Male and female, hard and soft, alien and familiar, comfort and danger, abstract and figurative, art and craft, magic and myth, fun and fetish – all possible word pairings that might come to mind when thinking about Jonathan Baldock’s work. This exhibition of new sculptures and wall pieces (all works but one, 2014), constructed using combinations of candy-coloured fabric, print, paint, ceramics, wood and modelling clay, can box-tick them all. The literal ‘orifices’ of the show’s title take the form of holes. They manifest as peepholes in the freestanding padded, patchwork-felted wall, Peephole-wall, that fills the gallery’s floor-to-ceiling window space, and through which one can view the show from the street and vice versa. Among them is the hole at the centre of the giant doughnut-shaped sculpture, Philomena, which perches on three spindly lilac-coloured wooden legs. And there are the small round holes neatly edged in embroidery thread that are cut out of a pattern-printed muslin curtain dividing the back of the gallery from the front and that also appear in hessian wall works presented on stretchers like paintings. One of these, Peach with Feet, is of human proportions and leans against the wall, pink plaster feet protruding from underneath, embodying the idea not just of holes, but of a series of glory holes.

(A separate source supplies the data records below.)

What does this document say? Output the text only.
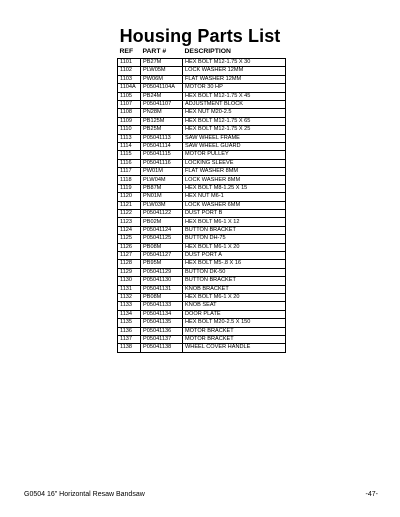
Housing Parts List
REF	PART #	DESCRIPTION
1101	PB27M	HEX BOLT M12-1.75 X 30
1102	PLW05M	LOCK WASHER 12MM
1103	PW06M	FLAT WASHER 12MM
1104A	P05041104A	MOTOR 30 HP
1105	PB24M	HEX BOLT M12-1.75 X 45
1107	P05041107	ADJUSTMENT BLOCK
1108	PN28M	HEX NUT M20-2.5
1109	PB125M	HEX BOLT M12-1.75 X 65
1110	PB25M	HEX BOLT M12-1.75 X 25
1113	P05041113	SAW WHEEL FRAME
1114	P05041114	SAW WHEEL GUARD
1115	P05041115	MOTOR PULLEY
1116	P05041116	LOCKING SLEEVE
1117	PW01M	FLAT WASHER 8MM
1118	PLW04M	LOCK WASHER 8MM
1119	PB87M	HEX BOLT M8-1.25 X 15
1120	PN01M	HEX NUT M6-1
1121	PLW03M	LOCK WASHER 6MM
1122	P05041122	DUST PORT B
1123	PB02M	HEX BOLT M6-1 X 12
1124	P05041124	BUTTON BRACKET
1125	P05041125	BUTTON DH-75
1126	PB08M	HEX BOLT M6-1 X 20
1127	P05041127	DUST PORT A
1128	PB95M	HEX BOLT M5-.8 X 16
1129	P05041129	BUTTON DK-50
1130	P05041130	BUTTON BRACKET
1131	P05041131	KNOB BRACKET
1132	PB08M	HEX BOLT M6-1 X 20
1133	P05041133	KNOB SEAT
1134	P05041134	DOOR PLATE
1135	P05041135	HEX BOLT M20-2.5 X 150
1136	P05041136	MOTOR BRACKET
1137	P05041137	MOTOR BRACKET
1138	P05041138	WHEEL COVER HANDLE
G0504 16" Horizontal Resaw Bandsaw	-47-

The exhibition’s title is taken from academic Robin Lydenberg’s 1985 essay on the materiality of language and the body in William Burroughs’s counterculture novel Naked Lunch (1959). Baldock’s soft sculptural aesthetic and pastel palette may initially seem far away from the harder, seedier, more bodily subject matter of Burroughs, but there’s enough ambiguity in these works to allow not only the corporeal element but also the sinister and the sexual and the violent to seep through. Take the two small felt sculptures, Form with Protrusions, that not only stand on legs in the shape of large nails but have nails bashed into them like totems or torture implements. Then there’s the pair of club-shaped felt sculptures suspended from the ceiling on rope. They don’t exactly scream out ‘severed heads’, but considered with their title, Atlanta’s Lovers, and with Atlanta being the virgin huntress from Greek mythology who beheaded a procession of unsuccessful suitors who failed to beat her in a running race, severed heads is exactly what they are.
Perhaps the human-scale, masked grey and pink knitted figure slumped in the corner exuding kapok stuffing, The Guide, is Atlanta herself. The fleet-of-foot huntress was said to have worn armour to give her suitors a sporting chance. The thick strips of jersey fabric used to knit this figure create an effect not dissimilar to chain-mail. During Frieze London week, the unstuffed figure was worn by artist Florence Peake for a series of performances. It isn’t hard to imagine that she might still be in there.